Восхищаясь ее одаренностью, ее умением по-особому смотреть на вещи и описывать их, Б.Л. писал: «Радуйся, Аля, что ты такая. Человек, который так видит и так чувствует, может во всех обстоятельствах жизни положиться на самого себя». Он писал о ее даре магического воздействия на течение вещей и ход обстоятельств, о том, что она «как заговоренная» прошла через все несчастья. И может быть, нам сейчас лучше не знать, какие именно силы ее «заговорили», лучше не растравлять себя.

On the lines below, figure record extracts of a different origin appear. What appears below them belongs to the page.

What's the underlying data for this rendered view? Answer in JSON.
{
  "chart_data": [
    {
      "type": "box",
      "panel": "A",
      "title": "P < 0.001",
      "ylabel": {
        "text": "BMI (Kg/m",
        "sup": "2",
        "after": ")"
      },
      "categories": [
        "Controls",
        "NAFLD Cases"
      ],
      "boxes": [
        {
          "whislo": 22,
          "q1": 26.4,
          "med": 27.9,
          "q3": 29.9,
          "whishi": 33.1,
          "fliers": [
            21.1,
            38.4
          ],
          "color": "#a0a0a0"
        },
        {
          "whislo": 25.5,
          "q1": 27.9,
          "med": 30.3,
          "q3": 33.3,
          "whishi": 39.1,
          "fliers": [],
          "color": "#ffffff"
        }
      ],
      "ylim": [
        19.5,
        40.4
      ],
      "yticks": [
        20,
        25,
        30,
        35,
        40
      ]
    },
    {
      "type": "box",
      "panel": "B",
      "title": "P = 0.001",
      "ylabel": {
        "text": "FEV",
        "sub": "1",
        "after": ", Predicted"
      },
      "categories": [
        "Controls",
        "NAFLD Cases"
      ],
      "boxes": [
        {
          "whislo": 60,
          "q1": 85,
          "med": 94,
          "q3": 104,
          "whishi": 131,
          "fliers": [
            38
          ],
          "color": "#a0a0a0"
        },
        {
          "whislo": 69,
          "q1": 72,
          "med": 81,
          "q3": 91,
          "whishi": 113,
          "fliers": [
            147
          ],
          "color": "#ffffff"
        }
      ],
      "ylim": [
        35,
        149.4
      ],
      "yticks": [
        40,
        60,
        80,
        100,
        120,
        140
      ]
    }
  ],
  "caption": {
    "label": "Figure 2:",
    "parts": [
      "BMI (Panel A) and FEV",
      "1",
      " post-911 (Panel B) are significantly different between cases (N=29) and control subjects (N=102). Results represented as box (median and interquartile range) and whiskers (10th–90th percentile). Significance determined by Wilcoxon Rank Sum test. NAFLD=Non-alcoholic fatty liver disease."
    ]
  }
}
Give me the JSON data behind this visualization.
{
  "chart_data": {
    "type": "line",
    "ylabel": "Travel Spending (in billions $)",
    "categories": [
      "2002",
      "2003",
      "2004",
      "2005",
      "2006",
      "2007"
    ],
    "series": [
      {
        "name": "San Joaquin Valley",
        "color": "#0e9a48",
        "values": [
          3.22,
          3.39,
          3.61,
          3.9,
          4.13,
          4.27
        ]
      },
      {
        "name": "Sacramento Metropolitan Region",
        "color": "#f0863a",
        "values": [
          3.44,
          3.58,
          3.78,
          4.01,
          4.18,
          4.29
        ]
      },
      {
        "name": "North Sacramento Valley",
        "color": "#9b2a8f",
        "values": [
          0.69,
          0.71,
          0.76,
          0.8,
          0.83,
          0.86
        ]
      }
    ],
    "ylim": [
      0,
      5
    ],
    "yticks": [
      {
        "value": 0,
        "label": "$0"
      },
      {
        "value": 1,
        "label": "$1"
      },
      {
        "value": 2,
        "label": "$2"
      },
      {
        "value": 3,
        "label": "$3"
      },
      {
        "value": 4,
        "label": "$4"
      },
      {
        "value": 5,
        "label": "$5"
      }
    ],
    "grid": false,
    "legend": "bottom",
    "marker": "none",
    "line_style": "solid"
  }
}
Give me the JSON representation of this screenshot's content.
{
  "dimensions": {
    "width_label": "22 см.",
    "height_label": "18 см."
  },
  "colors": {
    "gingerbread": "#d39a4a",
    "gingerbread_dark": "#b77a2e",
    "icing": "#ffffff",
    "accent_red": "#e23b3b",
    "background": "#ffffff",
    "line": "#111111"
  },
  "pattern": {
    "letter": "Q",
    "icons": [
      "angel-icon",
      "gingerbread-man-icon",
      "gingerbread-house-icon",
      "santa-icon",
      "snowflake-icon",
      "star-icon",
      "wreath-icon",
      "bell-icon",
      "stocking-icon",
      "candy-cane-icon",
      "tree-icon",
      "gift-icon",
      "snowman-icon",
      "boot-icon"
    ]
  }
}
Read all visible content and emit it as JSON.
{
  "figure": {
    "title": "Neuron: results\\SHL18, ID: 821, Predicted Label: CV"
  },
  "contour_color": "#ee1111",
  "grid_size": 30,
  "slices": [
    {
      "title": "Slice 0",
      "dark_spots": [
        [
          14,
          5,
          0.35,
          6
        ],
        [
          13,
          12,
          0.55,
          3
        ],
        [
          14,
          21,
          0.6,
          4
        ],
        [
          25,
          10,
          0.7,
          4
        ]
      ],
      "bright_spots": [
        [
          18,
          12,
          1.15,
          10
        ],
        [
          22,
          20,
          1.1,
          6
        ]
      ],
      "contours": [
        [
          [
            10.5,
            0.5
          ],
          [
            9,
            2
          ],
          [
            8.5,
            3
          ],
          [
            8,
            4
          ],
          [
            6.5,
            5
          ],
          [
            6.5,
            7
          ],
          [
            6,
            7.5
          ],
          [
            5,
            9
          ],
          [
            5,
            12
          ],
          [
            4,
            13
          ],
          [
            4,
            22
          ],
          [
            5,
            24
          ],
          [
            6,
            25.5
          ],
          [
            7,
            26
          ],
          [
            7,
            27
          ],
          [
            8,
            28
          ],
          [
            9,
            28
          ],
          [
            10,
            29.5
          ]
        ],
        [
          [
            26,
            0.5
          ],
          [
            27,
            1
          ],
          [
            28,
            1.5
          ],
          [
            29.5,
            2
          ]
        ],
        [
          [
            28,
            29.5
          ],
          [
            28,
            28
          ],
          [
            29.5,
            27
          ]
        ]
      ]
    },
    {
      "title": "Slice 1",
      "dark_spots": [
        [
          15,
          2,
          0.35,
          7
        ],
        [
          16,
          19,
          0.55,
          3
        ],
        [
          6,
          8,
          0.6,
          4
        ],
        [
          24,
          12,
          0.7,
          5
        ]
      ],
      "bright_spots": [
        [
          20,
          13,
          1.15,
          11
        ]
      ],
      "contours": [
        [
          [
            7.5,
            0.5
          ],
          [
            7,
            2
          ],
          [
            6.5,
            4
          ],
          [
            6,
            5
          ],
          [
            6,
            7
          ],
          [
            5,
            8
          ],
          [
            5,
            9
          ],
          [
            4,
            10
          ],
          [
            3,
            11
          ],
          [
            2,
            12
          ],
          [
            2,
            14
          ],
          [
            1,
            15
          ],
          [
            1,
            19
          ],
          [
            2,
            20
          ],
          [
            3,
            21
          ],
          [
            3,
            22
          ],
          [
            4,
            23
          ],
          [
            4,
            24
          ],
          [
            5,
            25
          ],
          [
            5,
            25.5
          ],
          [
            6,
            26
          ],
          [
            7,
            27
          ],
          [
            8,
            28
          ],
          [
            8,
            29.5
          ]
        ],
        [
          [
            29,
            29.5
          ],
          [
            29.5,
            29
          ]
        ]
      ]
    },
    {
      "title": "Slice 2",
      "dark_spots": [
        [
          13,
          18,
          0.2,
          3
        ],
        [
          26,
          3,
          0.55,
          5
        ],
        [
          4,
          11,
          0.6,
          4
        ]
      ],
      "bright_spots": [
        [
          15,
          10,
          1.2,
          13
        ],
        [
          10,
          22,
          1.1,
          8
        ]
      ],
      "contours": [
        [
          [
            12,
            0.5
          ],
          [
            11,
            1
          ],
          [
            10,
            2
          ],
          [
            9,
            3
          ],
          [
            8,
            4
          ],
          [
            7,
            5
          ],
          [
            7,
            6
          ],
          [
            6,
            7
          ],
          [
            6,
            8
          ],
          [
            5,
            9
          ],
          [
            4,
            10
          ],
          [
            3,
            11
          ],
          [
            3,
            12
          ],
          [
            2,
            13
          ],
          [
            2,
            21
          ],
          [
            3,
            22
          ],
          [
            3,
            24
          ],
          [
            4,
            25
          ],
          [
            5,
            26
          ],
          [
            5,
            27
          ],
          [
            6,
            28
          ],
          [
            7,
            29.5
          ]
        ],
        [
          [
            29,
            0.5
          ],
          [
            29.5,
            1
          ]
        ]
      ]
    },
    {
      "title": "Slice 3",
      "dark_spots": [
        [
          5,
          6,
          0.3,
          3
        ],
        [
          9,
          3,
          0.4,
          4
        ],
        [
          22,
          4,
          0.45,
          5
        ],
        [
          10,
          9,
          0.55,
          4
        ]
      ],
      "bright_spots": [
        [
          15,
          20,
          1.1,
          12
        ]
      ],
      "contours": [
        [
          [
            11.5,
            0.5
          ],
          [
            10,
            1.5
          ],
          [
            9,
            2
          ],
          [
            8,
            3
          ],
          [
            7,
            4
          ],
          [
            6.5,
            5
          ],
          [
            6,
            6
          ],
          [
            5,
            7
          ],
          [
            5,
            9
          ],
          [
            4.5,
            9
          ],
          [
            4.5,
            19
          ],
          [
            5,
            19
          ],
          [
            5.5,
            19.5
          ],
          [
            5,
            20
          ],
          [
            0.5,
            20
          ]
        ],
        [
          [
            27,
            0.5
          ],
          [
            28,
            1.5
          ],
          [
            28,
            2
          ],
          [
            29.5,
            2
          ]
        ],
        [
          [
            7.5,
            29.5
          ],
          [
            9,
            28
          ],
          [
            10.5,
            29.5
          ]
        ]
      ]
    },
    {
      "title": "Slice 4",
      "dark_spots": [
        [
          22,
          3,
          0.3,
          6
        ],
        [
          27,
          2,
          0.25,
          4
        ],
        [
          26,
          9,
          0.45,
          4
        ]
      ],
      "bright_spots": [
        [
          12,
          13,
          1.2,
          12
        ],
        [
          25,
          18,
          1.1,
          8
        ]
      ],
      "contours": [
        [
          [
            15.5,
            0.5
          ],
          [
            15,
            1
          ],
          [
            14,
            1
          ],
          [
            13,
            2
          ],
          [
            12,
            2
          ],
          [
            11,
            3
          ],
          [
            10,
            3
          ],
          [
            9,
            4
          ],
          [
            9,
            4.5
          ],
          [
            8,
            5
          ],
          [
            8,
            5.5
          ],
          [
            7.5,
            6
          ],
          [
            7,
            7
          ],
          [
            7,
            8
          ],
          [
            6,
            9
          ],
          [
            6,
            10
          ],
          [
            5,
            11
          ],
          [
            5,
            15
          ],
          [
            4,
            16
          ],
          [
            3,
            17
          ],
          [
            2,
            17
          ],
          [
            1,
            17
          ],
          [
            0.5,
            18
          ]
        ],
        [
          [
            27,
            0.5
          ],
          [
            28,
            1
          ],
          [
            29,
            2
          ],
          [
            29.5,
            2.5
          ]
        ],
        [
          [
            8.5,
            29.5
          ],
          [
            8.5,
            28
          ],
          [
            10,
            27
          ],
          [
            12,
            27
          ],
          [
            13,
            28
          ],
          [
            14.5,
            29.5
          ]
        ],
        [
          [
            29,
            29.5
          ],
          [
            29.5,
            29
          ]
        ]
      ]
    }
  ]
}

Иногда, чтобы судить вернее, лучше не знать.
Когда-то, двадцать лет назад, Б. Л. Пастернак так писал о ней: «Это очень умная, пишущая страшно талантливые письма, несчастная женщина, не потерявшая юмора и присутствия духа на протяжении нескончаемых своих испытаний».
ВАРЛАМ ШАЛАМОВ
…На протяжении нескончаемых своих испытаний…
То же самое можно сказать и о Варламе Шаламове, двадцать лет проведшем в тюрьмах и лагерях. «Жизнь моя поделилась на две классические части — стихи и действительность», — писал он в очерке «Несколько моих жизней».
У Варлама Тихоновича есть такие стихи: «Сотый раз иду на почту за твоим письмом. Мне теперь не спится ночью, не живется днем». Стихотворение это не имеет посвящения, под ним нет даты (однако я вполне допускаю мысль, что посвящены они тому же адресату, что и публикуемые ниже письма). Но от кого бы он их ни ждал, важна тут сама роль письма в его жизни, как и жизни тысяч других, на десятилетия отрезанных от нормального мира. Пожалуй, лагеря и ссылки дали нашей культуре последнюю вспышку русского эпистолярного гения. Письма оттуда — не только обмен сигналами, не только заявка, что «до сих пор еще живой», но прежде всего потребность докричаться до своих, покончить со звериным одиночеством.
Весной 1956 года Шаламов живет и работает агентом по снабжению на торфопредприятии в поселке Туркмен Тверской области. Это уже не подземный мир Колымы, но еще и не настоящая земля, не приисковый барак, но и не Москва. Это временная передышка, остановка, канун возвращения в жизнь. Это своего рода Болдинская осень, когда накопленный опыт не удержать, он жаждет стремительной переплавки в слово. И тут, при свете тусклой барачной лампочки, в тех же самодельных тетрадках, в которых он пишет и свои письма, творит он свою Колымскую эпопею: рождаются шедевры, страдание кристаллизуется в куски прозы самой высокой пробы — «Сентенция», «Артист лопаты», «Прокуратор Иудеи», «Дождь»… Даже теперь, в конце века, они потрясают не только ужасами описываемого, но прежде всего тем, как это сделано, мастерством. Одновременно происходит и заживление колымских ран, восстановление душевной ткани, попытки первых шагов «туземца планеты на новой планиде»…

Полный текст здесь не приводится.